Однажды Бакутин видел, как из залитой грязью колеи вытаскивали девчушку-школьницу на стреле автокрана.
Непроходимые в ненастье участки дороги то и дело латали бревенчатыми лежневками, опилками или шлаком. Но через несколько дней заплаты эти стирались и снова тысячи машин надрывали чугунные сердца, рвали сцепления, валы и оси, вырываясь из липкого, тягучего месива.
Дорога повисла колодками на ногах подымающегося города. Бакутин с Черкасовым потратили уйму времени и сил на переговоры, переписку, телефонно-телеграфную перебранку, прежде чем заполучили нужные для строительства автострады документы, бетонные плиты, гравий и деньги. Огромные деньги! Каждый километр бетонки стоил полтора миллиона рублей.
Начальник единственного в Турмагане дорожного СУ (строительного управления) встретил эту победную весть обидно скептической ухмылкой.
– Пустая затея, – уныло вымолвил он.
– То есть? – встопорщился Бакутин.
– Нельзя ли поконкретней, – строго выговорил Черкасов.
– Пожалуйста, – снизошел дорожник. – Чтоб эти рубли и материалы превратить в дорогу, надо сперва провести выторфовку трассы: вырыть пятикилометровую траншею шириной шесть метров, глубиной – двенадцать. Вывезти полмиллиона кубов торфяника. Вместо него – добрый грунт, гравий, песок и уж потом плиты. Если мы бросим все другие дела… – вздохнул, шевельнул плечами. – Лет за десять выстроим.
– За десять?! – изумился Черкасов.
– Н-ну… Плюс-минус год… – уточнил равнодушно дорожник.
Поправив дужку очков на переносице, Черкасов поднялся, прошелся по кабинету. Остановясь перед смущенно привставшим начальником дорстроя, пристально вгляделся в него.
– И никакого выхода?
– С нашими силами – никакого!
– Вот сюрприз – головой вниз! – Снял очки, покрутил, нацепил на место. – Завтра сюда караван с гравием. Еле выбили. С Урала до Туровска поездом. Оттуда тыщу верст по воде. Фантастические усилия и средства. М-да… Это же… Хм!.. И песок нашли рядышком… А? Что скажешь?

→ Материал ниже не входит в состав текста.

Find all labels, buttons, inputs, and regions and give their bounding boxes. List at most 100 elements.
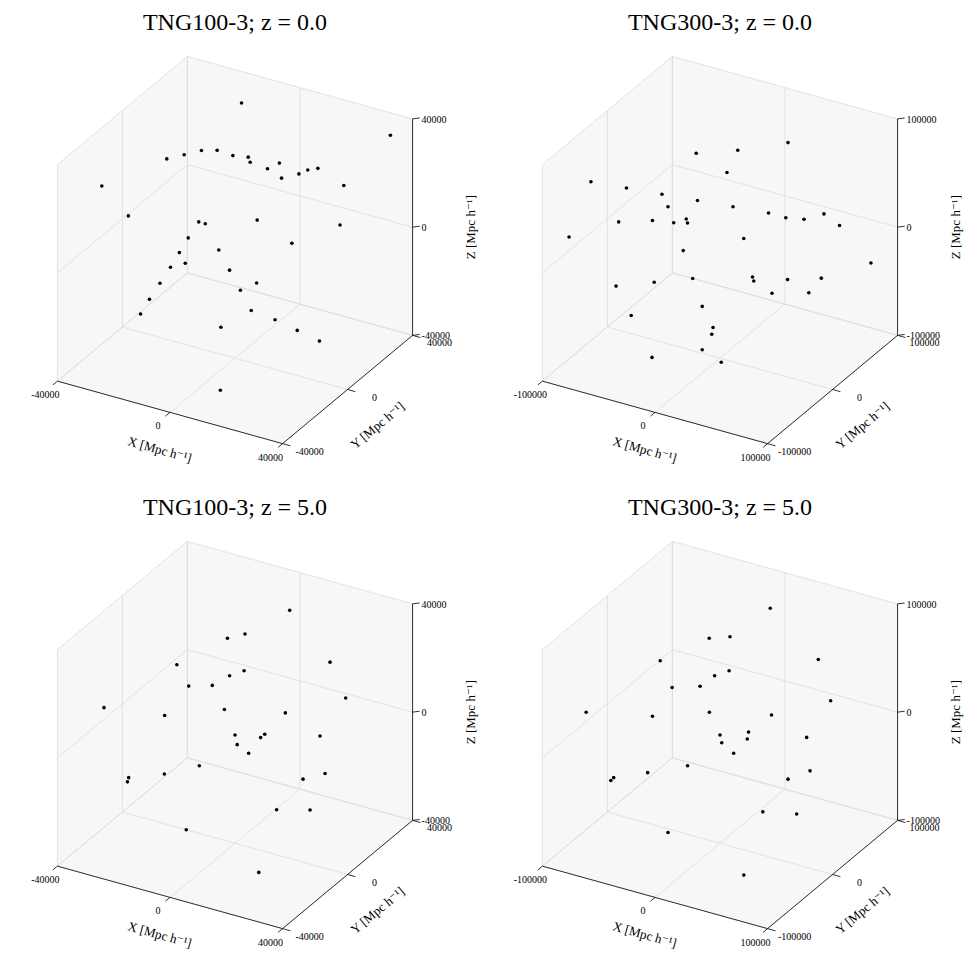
point — [711, 326, 715, 330]
panel: TNG100-3; z = 5.0-40000040000-4000004000… — [31, 494, 478, 950]
pane — [542, 758, 897, 929]
tick-label: -40000 — [422, 330, 450, 341]
tick-mark — [413, 226, 420, 228]
point — [102, 706, 106, 710]
point — [297, 172, 301, 176]
axes: -1000000100000-1000000100000-10000001000… — [514, 114, 963, 466]
points — [102, 609, 347, 875]
grid-line — [57, 56, 187, 164]
point — [731, 205, 735, 209]
point — [670, 686, 674, 690]
point — [720, 741, 724, 745]
point — [239, 288, 243, 292]
panel-title: TNG300-3; z = 0.0 — [628, 9, 812, 35]
point — [795, 812, 799, 816]
grid-line — [672, 758, 897, 821]
point — [284, 711, 288, 715]
tick-mark — [763, 444, 768, 448]
point — [761, 810, 765, 814]
grid — [542, 56, 897, 443]
point — [183, 261, 187, 265]
pane — [57, 758, 412, 929]
point — [338, 223, 342, 227]
tick-mark — [898, 602, 905, 604]
point — [710, 333, 714, 337]
point — [869, 261, 873, 265]
tick-mark — [348, 390, 356, 392]
grid-line — [57, 541, 187, 649]
point — [184, 828, 188, 832]
point — [126, 780, 130, 784]
x-axis-line — [57, 381, 282, 444]
tick-mark — [763, 929, 768, 933]
tick-mark — [348, 875, 356, 877]
point — [625, 186, 629, 190]
tick-mark — [898, 711, 905, 713]
grid-line — [187, 758, 412, 821]
panel: TNG300-3; z = 0.0 -1000000100000-10000001… — [514, 9, 963, 465]
tick-label: 0 — [372, 392, 377, 403]
tick-mark — [53, 866, 58, 870]
tick-label: -40000 — [422, 815, 450, 826]
point — [650, 356, 654, 360]
point — [708, 710, 712, 714]
point — [306, 168, 310, 172]
point — [686, 221, 690, 225]
grid-line — [542, 56, 672, 164]
point — [732, 751, 736, 755]
tick-mark — [898, 117, 905, 119]
tick-label: 0 — [372, 877, 377, 888]
tick-mark — [898, 226, 905, 228]
point — [182, 153, 186, 157]
tick-label: 40000 — [422, 599, 447, 610]
tick-mark — [278, 444, 283, 448]
points — [100, 101, 392, 392]
grid-line — [542, 273, 672, 381]
tick-mark — [413, 820, 421, 822]
grid-line — [122, 812, 347, 875]
tick-mark — [278, 929, 283, 933]
point — [700, 305, 704, 309]
point — [280, 176, 284, 180]
point — [100, 184, 104, 188]
tick-mark — [53, 381, 58, 385]
point — [728, 635, 732, 639]
point — [231, 154, 235, 158]
y-axis-line — [283, 335, 413, 443]
tick-mark — [538, 866, 543, 870]
tick-label: -40000 — [31, 874, 59, 885]
pane — [542, 273, 897, 444]
figure: TNG100-3; z = 0.0-40000040000-4000004000… — [0, 0, 971, 970]
grid — [542, 541, 897, 928]
tick-label: 0 — [422, 222, 427, 233]
point — [288, 609, 292, 613]
pane — [57, 273, 412, 444]
x-axis-line — [542, 866, 767, 929]
point — [751, 275, 755, 279]
point — [158, 281, 162, 285]
point — [223, 708, 227, 712]
point — [263, 732, 267, 736]
tick-label: 100000 — [741, 452, 771, 463]
point — [273, 318, 277, 322]
grid-line — [122, 327, 347, 390]
grid-line — [57, 381, 282, 444]
point — [259, 736, 263, 740]
point — [203, 222, 207, 226]
axis-title: Y [Mpc h⁻¹] — [347, 399, 407, 452]
point — [768, 606, 772, 610]
grid-line — [187, 165, 412, 228]
point — [694, 151, 698, 155]
point — [742, 237, 746, 241]
grid-line — [607, 812, 832, 875]
tick-mark — [538, 381, 543, 385]
grid-line — [57, 866, 282, 929]
y-axis-line — [768, 335, 898, 443]
tick-mark — [413, 711, 420, 713]
tick-mark — [165, 897, 170, 901]
point — [248, 160, 252, 164]
point — [242, 669, 246, 673]
point — [747, 730, 751, 734]
point — [226, 636, 230, 640]
tick-label: 100000 — [907, 114, 937, 125]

Вопрос адресовался Бакутину.
– Что значит нельзя, если надо? – спросил Бакутин и ринулся на дорожника: – Сидишь тут, как Багдыхан, ни головой, ни руками. Мы целый год лбом стенку прошибали, а ты ни прямо, ни в обход – ни вплавь, ни в брод. Огородился объективными причинами – и брюшко на солнышко. Чинодральство! Бюрократия высшей пробы!
– Умная голова не швыряет зря слова! – тоже вскипел дорожник. Вскочил, нервно одернул полы пиджака. – Чужими руками все легко и просто. У меня в СУ вместо шести экскаваторов – два и те полуторакубовые, из восьми списочных бульдозеров – четыре на ходу…
– С того бы и начинал! – загремел Бакутин. – Вывеска – крик, а за вывеской – фиг? Ни оснастки, ни колес. Навеса не можешь себе построить. Техника под открытым небом. Чертовы временщики!
– Кто из нас временщик – спорный вопрос. Я с женой по телеграфу не общаюсь. Сразу с семьей сюда. И не в особняк. Десять месяцев в балке кантовался. И сейчас ни водопровода, ни канализации, ни газа. А о бедах наших знают и трест, и главк, и обком.
Бакутин смешался. Черкасов поспешил на выручку.
– «SOS» кричать – не хитрое дело. Кукарекай «караул!» и сиди, ножки свеся.
– Да я в свой трест…
– Вот-вот, – резко перебил Черкасов. – Свил гнездышко из заявок да докладных и подремываешь. Тронет кто, сразу – «я просил», «я требовал»…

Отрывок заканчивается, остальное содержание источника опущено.